Efforts to Boost Persistence Pay Off
A residential college, peer mentoring, and an introductory course significantly increased retention among all demographic groups.
By Laura H. Ikuma, Adrienne Steele, Summer Dann, Oluwakemi Adio, and Warren N. Waggenspack, Jr.
Increasing student persistence, especially in STEM fields, is a major goal in higher education across the United States. Attrition rates are high: Only 40 percent to 60 percent of students who declare a STEM major actually graduate with a STEM degree. This percentage is even lower for underrepresented groups. A wide variety of supplemental programs have been incorporated at many universities to address this issue, but more research is needed regarding their impact. At Louisiana State University (LSU), several programs were offered over the past decade to all students in the College of Engineering, including an engineering residential college, peer mentoring, an introduction-to-engineering course, and a summer bridge camp for incoming students. The purpose of our study was to determine the impact of these large-scale programs on persistence in engineering, STEM, and at the university overall.
We collected data over eight years from 11,771 first-year engineering students to examine the effects of demographics, academic preparation, and program participation on retention and graduation rates. During this period, 3,097 engineering students (27 percent) participated in one or more of these programs. We first used descriptive statistics to compare differences between program participants and nonparticipants. Multiple logistic regressions were employed to determine which factors significantly impact persistence, and correlation analyses were used to limit the number of variables that should be included. We then analyzed a series of regression models to determine the impact of program participation on student persistence while controlling for the influence of demographic factors.

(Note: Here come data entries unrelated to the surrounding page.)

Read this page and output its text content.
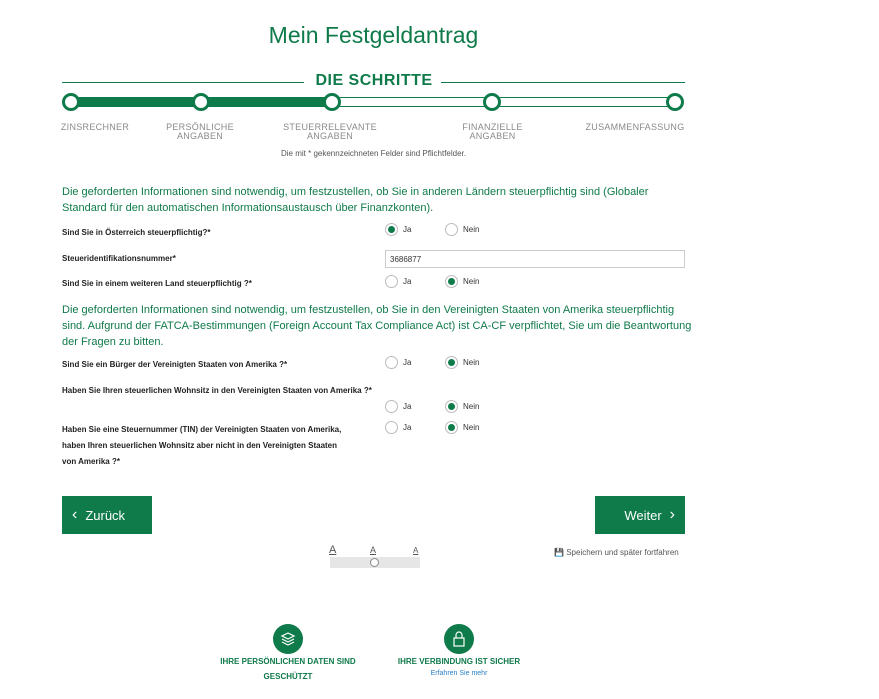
Mein Festgeldantrag
DIE SCHRITTE
ZINSRECHNER	PERSÖNLICHE ANGABEN
STEUERRELEVANTE ANGABEN
FINANZIELLE ANGABEN
ZUSAMMENFASSUNG
Die mit * gekennzeichneten Felder sind Pflichtfelder.
Die geforderten Informationen sind notwendig, um festzustellen, ob Sie in anderen Ländern steuerpflichtig sind (Globaler Standard für den automatischen Informationsaustausch über Finanzkonten).
Sind Sie in Österreich steuerpflichtig?*	Ja	Nein
Steueridentifikationsnummer*
3686877
Sind Sie in einem weiteren Land steuerpflichtig ?*	Ja	Nein
Die geforderten Informationen sind notwendig, um festzustellen, ob Sie in den Vereinigten Staaten von Amerika steuerpflichtig sind. Aufgrund der FATCA-Bestimmungen (Foreign Account Tax Compliance Act) ist CA-CF verpflichtet, Sie um die Beantwortung der Fragen zu bitten.
Sind Sie ein Bürger der Vereinigten Staaten von Amerika ?*	Ja	Nein
Haben Sie Ihren steuerlichen Wohnsitz in den Vereinigten Staaten von Amerika ?*
Ja	Nein
Haben Sie eine Steuernummer (TIN) der Vereinigten Staaten von Amerika, haben Ihren steuerlichen Wohnsitz aber nicht in den Vereinigten Staaten von Amerika ?*
Ja	Nein
‹ Zurück	Weiter ›
A	A	A	💾 Speichern und später fortfahren
IHRE PERSÖNLICHEN DATEN SIND GESCHÜTZT
IHRE VERBINDUNG IST SICHER
Erfahren Sie mehr
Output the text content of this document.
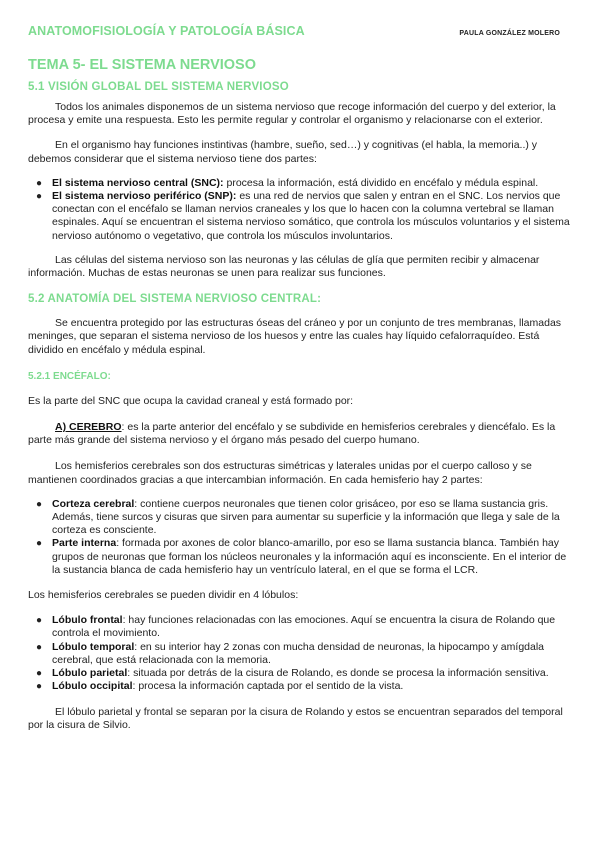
ANATOMOFISIOLOGÍA Y PATOLOGÍA BÁSICA	PAULA GONZÁLEZ MOLERO
TEMA 5- EL SISTEMA NERVIOSO
5.1 VISIÓN GLOBAL DEL SISTEMA NERVIOSO

Todos los animales disponemos de un sistema nervioso que recoge información del cuerpo y del exterior, la procesa y emite una respuesta. Esto les permite regular y controlar el organismo y relacionarse con el exterior.

En el organismo hay funciones instintivas (hambre, sueño, sed…) y cognitivas (el habla, la memoria..) y debemos considerar que el sistema nervioso tiene dos partes:

● El sistema nervioso central (SNC): procesa la información, está dividido en encéfalo y médula espinal.
● El sistema nervioso periférico (SNP): es una red de nervios que salen y entran en el SNC. Los nervios que conectan con el encéfalo se llaman nervios craneales y los que lo hacen con la columna vertebral se llaman espinales. Aquí se encuentran el sistema nervioso somático, que controla los músculos voluntarios y el sistema nervioso autónomo o vegetativo, que controla los músculos involuntarios.

Las células del sistema nervioso son las neuronas y las células de glía que permiten recibir y almacenar información. Muchas de estas neuronas se unen para realizar sus funciones.

5.2 ANATOMÍA DEL SISTEMA NERVIOSO CENTRAL:

Se encuentra protegido por las estructuras óseas del cráneo y por un conjunto de tres membranas, llamadas meninges, que separan el sistema nervioso de los huesos y entre las cuales hay líquido cefalorraquídeo. Está dividido en encéfalo y médula espinal.

5.2.1 ENCÉFALO:

Es la parte del SNC que ocupa la cavidad craneal y está formado por:

A) CEREBRO: es la parte anterior del encéfalo y se subdivide en hemisferios cerebrales y diencéfalo. Es la parte más grande del sistema nervioso y el órgano más pesado del cuerpo humano.

Los hemisferios cerebrales son dos estructuras simétricas y laterales unidas por el cuerpo calloso y se mantienen coordinados gracias a que intercambian información. En cada hemisferio hay 2 partes:

● Corteza cerebral: contiene cuerpos neuronales que tienen color grisáceo, por eso se llama sustancia gris. Además, tiene surcos y cisuras que sirven para aumentar su superficie y la información que llega y sale de la corteza es consciente.
● Parte interna: formada por axones de color blanco-amarillo, por eso se llama sustancia blanca. También hay grupos de neuronas que forman los núcleos neuronales y la información aquí es inconsciente. En el interior de la sustancia blanca de cada hemisferio hay un ventrículo lateral, en el que se forma el LCR.

Los hemisferios cerebrales se pueden dividir en 4 lóbulos:

● Lóbulo frontal: hay funciones relacionadas con las emociones. Aquí se encuentra la cisura de Rolando que controla el movimiento.
● Lóbulo temporal: en su interior hay 2 zonas con mucha densidad de neuronas, la hipocampo y amígdala cerebral, que está relacionada con la memoria.
● Lóbulo parietal: situada por detrás de la cisura de Rolando, es donde se procesa la información sensitiva.
● Lóbulo occipital: procesa la información captada por el sentido de la vista.

El lóbulo parietal y frontal se separan por la cisura de Rolando y estos se encuentran separados del temporal por la cisura de Silvio.
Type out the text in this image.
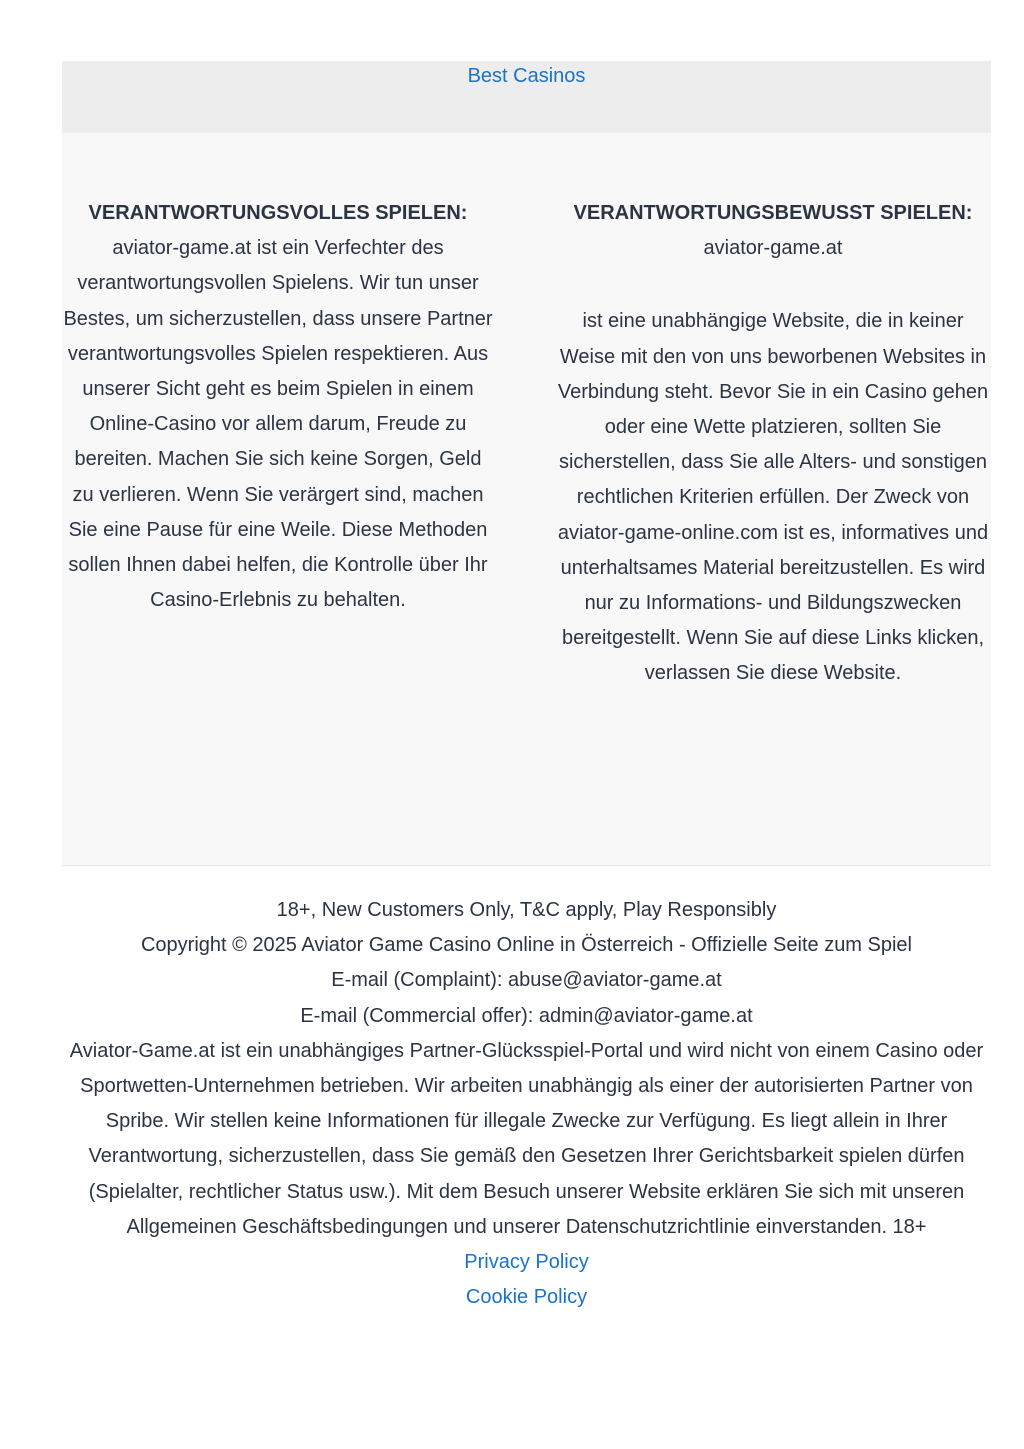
Best Casinos
VERANTWORTUNGSVOLLES SPIELEN:

aviator-game.at ist ein Verfechter des verantwortungsvollen Spielens. Wir tun unser Bestes, um sicherzustellen, dass unsere Partner verantwortungsvolles Spielen respektieren. Aus unserer Sicht geht es beim Spielen in einem Online-Casino vor allem darum, Freude zu bereiten. Machen Sie sich keine Sorgen, Geld zu verlieren. Wenn Sie verärgert sind, machen Sie eine Pause für eine Weile. Diese Methoden sollen Ihnen dabei helfen, die Kontrolle über Ihr Casino-Erlebnis zu behalten.

VERANTWORTUNGSBEWUSST SPIELEN:

aviator-game.at

ist eine unabhängige Website, die in keiner Weise mit den von uns beworbenen Websites in Verbindung steht. Bevor Sie in ein Casino gehen oder eine Wette platzieren, sollten Sie sicherstellen, dass Sie alle Alters- und sonstigen rechtlichen Kriterien erfüllen. Der Zweck von aviator-game-online.com ist es, informatives und unterhaltsames Material bereitzustellen. Es wird nur zu Informations- und Bildungszwecken bereitgestellt. Wenn Sie auf diese Links klicken, verlassen Sie diese Website.

18+, New Customers Only, T&C apply, Play Responsibly

Copyright © 2025 Aviator Game Casino Online in Österreich - Offizielle Seite zum Spiel

E-mail (Complaint): abuse@aviator-game.at

E-mail (Commercial offer): admin@aviator-game.at

Aviator-Game.at ist ein unabhängiges Partner-Glücksspiel-Portal und wird nicht von einem Casino oder Sportwetten-Unternehmen betrieben. Wir arbeiten unabhängig als einer der autorisierten Partner von Spribe. Wir stellen keine Informationen für illegale Zwecke zur Verfügung. Es liegt allein in Ihrer Verantwortung, sicherzustellen, dass Sie gemäß den Gesetzen Ihrer Gerichtsbarkeit spielen dürfen (Spielalter, rechtlicher Status usw.). Mit dem Besuch unserer Website erklären Sie sich mit unseren Allgemeinen Geschäftsbedingungen und unserer Datenschutzrichtlinie einverstanden. 18+

Privacy Policy
Cookie Policy
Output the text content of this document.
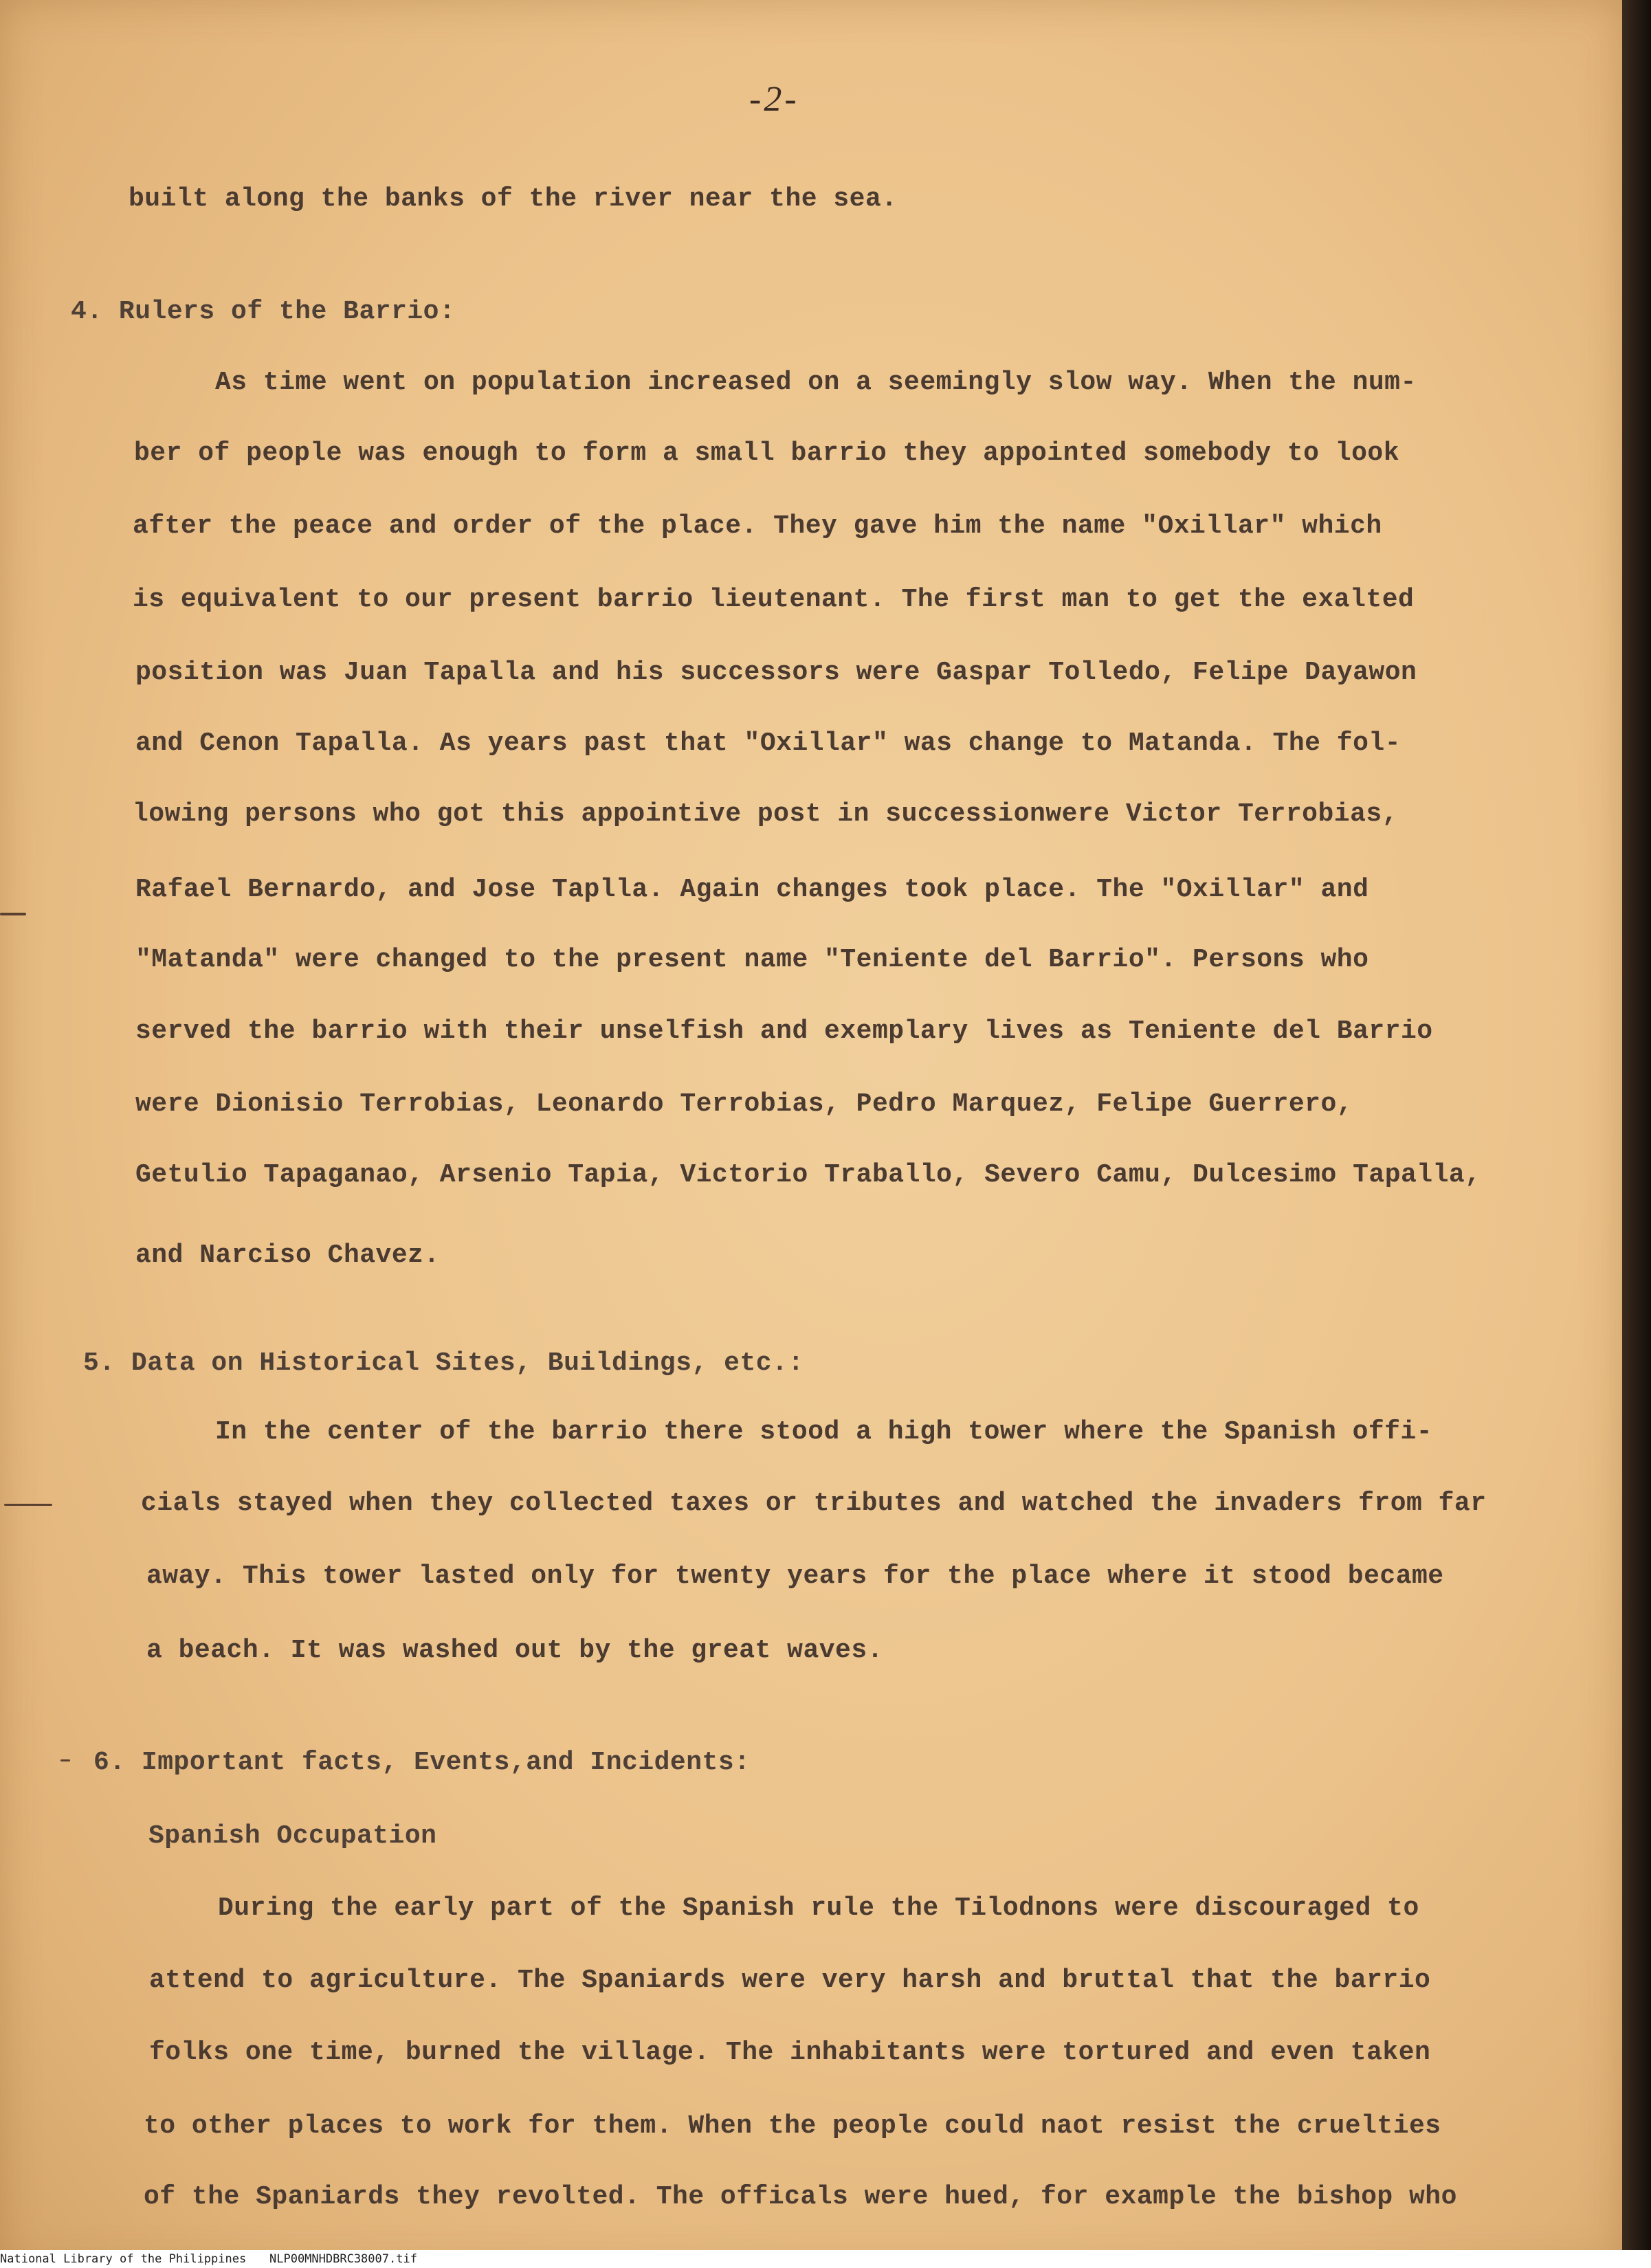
-2-
built along the banks of the river near the sea.
4. Rulers of the Barrio:
As time went on population increased on a seemingly slow way. When the num-
ber of people was enough to form a small barrio they appointed somebody to look
after the peace and order of the place. They gave him the name "Oxillar" which
is equivalent to our present barrio lieutenant. The first man to get the exalted
position was Juan Tapalla and his successors were Gaspar Tolledo, Felipe Dayawon
and Cenon Tapalla. As years past that "Oxillar" was change to Matanda. The fol-
lowing persons who got this appointive post in successionwere Victor Terrobias,
Rafael Bernardo, and Jose Taplla. Again changes took place. The "Oxillar" and
"Matanda" were changed to the present name "Teniente del Barrio". Persons who
served the barrio with their unselfish and exemplary lives as Teniente del Barrio
were Dionisio Terrobias, Leonardo Terrobias, Pedro Marquez, Felipe Guerrero,
Getulio Tapaganao, Arsenio Tapia, Victorio Traballo, Severo Camu, Dulcesimo Tapalla,
and Narciso Chavez.
5. Data on Historical Sites, Buildings, etc.:
In the center of the barrio there stood a high tower where the Spanish offi-
cials stayed when they collected taxes or tributes and watched the invaders from far
away. This tower lasted only for twenty years for the place where it stood became
a beach. It was washed out by the great waves.
6. Important facts, Events,and Incidents:
Spanish Occupation
During the early part of the Spanish rule the Tilodnons were discouraged to
attend to agriculture. The Spaniards were very harsh and bruttal that the barrio
folks one time, burned the village. The inhabitants were tortured and even taken
to other places to work for them. When the people could naot resist the cruelties
of the Spaniards they revolted. The officals were hued, for example the bishop who
National Library of the Philippines NLP00MNHDBRC38007.tif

Program participants persist at higher levels than nonparticipants by at least 11 percent in engineering, 9 percent in STEM overall, and 5 percent in all majors at LSU. Family income, gender, ACT math scores, and in some cases, ethnicity also significantly impacted persistence. However, correlations between specific programs and demographic variables were relatively low (<0.15), indicating that the programs reached a broad range of student backgrounds and that they were representative of the college as a whole. Participation in the residential college, introductory course, and mentoring programs significantly increased persistence across multiple years for all demographics. The summer bridge camp did not show as much influence on persistence, perhaps because of the short duration compared with the other programs. However, it was still a positive influence in retaining students for a second year in engineering. Interaction effects showed that African-American students who lived in the residential college had increased persistence in engineering. Engineering persistence increased for both male and female participants, although it was lower for female students than for males. However, women had similar persistence rates to men in STEM majors and even higher persistence in all majors at LSU.
Our study is one of the first to analyze the effects of these types of programs on persistence beyond the first or second year. The effects of the residential college, mentoring program, and the introductory course endure throughout students’ university careers, which is important to consider when universities make budgeting decisions on programs.
These programs are now fully institutionalized in the college and continue to evolve. For example, the peer mentoring program provides student mentors with an exceptionally strong opportunity to grow leadership skills. These student leaders founded an official student organization in 2012 (Society of Peer Mentors), and they are currently working to expand this organization to other universities in the near future.
These results potentially have broader applications and impacts. By not focusing on specific demographics, our programs reached a greater overall percentage of the student population. These results could serve to inform university administrators who may be interested in beginning programs such as these, helping to justify their costs.
Laura H. Ikuma is an associate professor of industrial engineering at Louisiana State University, where Warren N. Waggenspack Jr. is an associate professor of mechanical engineering, Adrienne Steele is assistant director of student programs and outreach in the College of Engineering, and Oluwakemi Adio is a Ph.D. student in industrial engineering. Summer Dann is executive director of the East Baton Rouge Technical and Career Education Center. This article was adapted from “Large Scale Student Programs Increase Persistence in STEM Fields in a Public University Setting” in the January 2019 Journal of Engineering Education.